Betreff
Der Verwaltungsgerichtshof hat durch den Vorsitzenden Senatspräsident Dr. Sulzbacher sowie die Hofräte Dr. Chvosta und Mag. Schartner als Richter, unter Mitwirkung der Schriftführerin Kittinger, LL.M., über die Revision des A B, vertreten durch Mag. Michael Scheibner, Rechtsanwalt in 1010 Wien, Parkring 2/12, gegen den Beschluss des Bundesverwaltungsgerichts vom 7. November 2024, I406 2299397 1/2E, betreffend Zurückweisung einer Beschwerde gegen die Erlassung einer Rückkehrentscheidung samt Nebenaussprüchen und eines befristeten Einreiseverbotes als verspätet (Spruchpunkt A.I.) sowie Abweisung eines Antrages auf Wiedereinsetzung in den vorigen Stand gegen die Versäumung der Beschwerdefrist (Spruchpunkt A.II.) (belangte Behörde vor dem Verwaltungsgericht: Bundesamt für Fremdenwesen und Asyl),
Spruch
I. den Beschluss gefasst:
Die Revision wird, soweit sie sich gegen Spruchpunkt A.I. des angefochtenen Beschlusses wendet, zurückgewiesen.
II. zu Recht erkannt:
Spruchpunkt A.II. des angefochtenen Beschlusses wird wegen Rechtswidrigkeit infolge Unzuständigkeit des Verwaltungsgerichtes aufgehoben.
Der Bund hat dem Revisionswerber Aufwendungen in der Höhe von € 1.106,40 binnen zwei Wochen bei sonstiger Exekution zu ersetzen.
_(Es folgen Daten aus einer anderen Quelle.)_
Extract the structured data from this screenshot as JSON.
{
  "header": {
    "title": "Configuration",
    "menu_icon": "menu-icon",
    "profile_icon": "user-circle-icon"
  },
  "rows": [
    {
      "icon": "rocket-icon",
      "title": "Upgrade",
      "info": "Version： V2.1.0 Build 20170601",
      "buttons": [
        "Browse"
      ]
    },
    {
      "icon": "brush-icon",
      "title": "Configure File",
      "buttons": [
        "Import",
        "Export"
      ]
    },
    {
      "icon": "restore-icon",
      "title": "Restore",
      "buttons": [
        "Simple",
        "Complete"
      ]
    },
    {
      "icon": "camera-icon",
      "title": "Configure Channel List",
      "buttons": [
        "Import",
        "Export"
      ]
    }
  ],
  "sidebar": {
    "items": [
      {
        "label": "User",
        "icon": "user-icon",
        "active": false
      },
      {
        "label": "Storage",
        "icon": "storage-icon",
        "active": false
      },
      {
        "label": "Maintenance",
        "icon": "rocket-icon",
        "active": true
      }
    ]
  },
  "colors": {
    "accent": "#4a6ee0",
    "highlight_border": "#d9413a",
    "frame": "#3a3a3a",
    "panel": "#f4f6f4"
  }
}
Das Mehrbegehren wird abgewiesen.
1 Der Revisionswerber, ein ägyptischer Staatsangehöriger, stellte am 11. Mai 2022 in Österreich einen Antrag auf internationalen Schutz, der erfolglos blieb, wobei gegen ihn unter einem eine rechtskräftige Rückkehrentscheidung erlassen wurde.
2 Ungeachtet seiner deshalb bestehenden Ausreiseverpflichtung hielt sich der Revisionswerber weiterhin im Bundesgebiet auf und stellte mittlerweile an einer Kontaktstelle als obdachlos iSd § 19a MeldeG gemeldet am 25. April 2024 einen Folgeantrag auf internationalen Schutz. Am 16. Mai 2024 wurde dem Revisionswerber von Organen des öffentlichen Sicherheitsdienstes ein Informationsblatt ausgehändigt, demzufolge er gemäß § 15a Abs. 1 Z 1 und Abs. 2 AsylG 2005 verpflichtet sei, sich jeden zweiten Tag bei einer näher genannten Polizeiinspektion zu melden.
3 Mit Bescheid vom 29. Juli 2024 wies das Bundesamt für Fremdenwesen und Asyl (BFA) den Asylfolgeantrag sowohl hinsichtlich des Status des Asylberechtigten als auch bezüglich des Status des subsidiär Schutzberechtigten gemäß § 68 Abs. 1 AVG wegen entschiedener Sache zurück (Spruchpunkte I. und II.), es sprach aus, dass dem Revisionswerber (von Amts wegen) kein Aufenthaltstitel aus berücksichtigungswürdigen Gründen nach § 57 AsylG 2005 erteilt werde (Spruchpunkt III.), erließ gegen ihn gemäß § 10 Abs. 1 Z 3 AsylG 2005 iVm § 9 BFA VG eine Rückkehrentscheidung gemäß § 52 Abs. 2 Z 2 FPG (Spruchpunkt IV.) und stellte gemäß § 52 Abs. 9 FPG fest, dass die Abschiebung des Revisionswerbers nach Ägypten zulässig sei (Spruchpunkt V.). Ferner stellte das BFA gemäß § 55 Abs. 1a FPG fest, dass keine Frist für die freiwillige Ausreise bestehe (Spruchpunkt VI.), und erließ gegen den Revisionswerber gemäß § 53 Abs. 1 iVm Abs. 2 FPG ein auf die Dauer von drei Jahren befristetes Einreiseverbot (Spruchpunkt VII.).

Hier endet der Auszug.